PIKIRAN RAKYAT - Apabila Dananjaya (1986) membedakan perilaku atas pilihan dorongannya, maka bisa jadi dorongan kebutuhan lebih menonjol ketimbang dorongan nilai. Bahkan, nilai sering diperalat untuk mengesahkan tindakan yang bertumpu pada kebutuhan. Tidak heran jika rusaknya nilai dalam kehidupan diakibatkan oleh menggunungnya kebutuhan yang mengorbankan nilai.
Musibah alam, musibah akademik, dan musibah sosial, bisa berkaitan dengan kebutuhan. Terjadinya sejumlah bencana seperti banjir, longsor, dan perubahan iklim, dipicu oleh kebutuhan manusia yang terus meningkat dan tidak berkesudahan.
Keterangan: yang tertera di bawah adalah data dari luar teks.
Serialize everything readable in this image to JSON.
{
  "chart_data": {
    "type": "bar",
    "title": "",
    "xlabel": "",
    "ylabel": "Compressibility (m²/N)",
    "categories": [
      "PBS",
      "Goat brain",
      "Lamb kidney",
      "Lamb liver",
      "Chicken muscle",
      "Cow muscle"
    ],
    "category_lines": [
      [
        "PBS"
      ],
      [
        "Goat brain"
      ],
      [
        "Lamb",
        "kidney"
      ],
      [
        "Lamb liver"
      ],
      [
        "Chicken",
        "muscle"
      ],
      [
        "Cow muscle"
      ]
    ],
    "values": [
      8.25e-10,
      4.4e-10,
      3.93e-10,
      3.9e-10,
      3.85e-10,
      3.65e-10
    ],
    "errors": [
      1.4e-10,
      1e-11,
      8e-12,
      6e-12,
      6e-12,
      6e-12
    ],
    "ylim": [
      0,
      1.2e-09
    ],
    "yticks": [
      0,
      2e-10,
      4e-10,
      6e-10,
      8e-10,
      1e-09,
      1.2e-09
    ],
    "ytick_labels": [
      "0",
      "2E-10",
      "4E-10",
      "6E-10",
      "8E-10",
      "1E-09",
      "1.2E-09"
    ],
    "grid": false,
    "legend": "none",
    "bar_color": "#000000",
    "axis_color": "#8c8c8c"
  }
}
Demikian halnya plagiasi, eksploitasi ke anak asuhnya pun menjadi ciri ada kebutuhan yang ingin dikejarnya. Merenggangnya hubungan antar-manusia serta menurunnya simpati dan empati pun berkaitan dengan hal seperti itu.
Dioprek
Banyak nilai yang berbentuk aturan dioprek agar bisa mengakomodasi kebutuhan tanpa dicermati filosofinya. Pengerukan sumber daya alam pun demikian. Namun, kesadaran khalayak seringkali terlambat datang. Kasus korupsi timah yang merugikan negara Rp271 triliun bisa jadi merupakan gunung es dari sekian banyak kekeliruan perlakuan terhadap alam.
Bisa saja dalam banyak aspek pun demikian halnya. Kerugian negara akibat menumpuknya kebutuhan di sejumlah level aparatnya bisa terus berkembang. Hanya saja, ketahuannya justru sering terlambat dan publik reuwas kareureuhnakeun.
Apabila hal demikian tidak dipelototi oleh seluruh elemen bangsa dengan sanksi yang rendah ketika ketahuan, maka praktik tuturut munding pun bisa tumbuh pesat seperti yang dituliskan Borsteins (1996).
Mungkin saja sejumlah penegak nilai merasa jengah karena suaranya diabaika, bisa jadi karena populasinya tidak banyak serta kekuatannya tidak perkasa. Sementara pemburu kebutuhan semakin membesar jumlahnya sehingga perseteruan kedua bobotoh tersebut menjadi tidak seimbang.
Tidak heran jika kemudian penegak nilai menjadi gimir berhadapan dengan ”rivalnya” yang, selain banyak, juga memiliki kekuasaan untuk menekan banyak pihak yang strategis.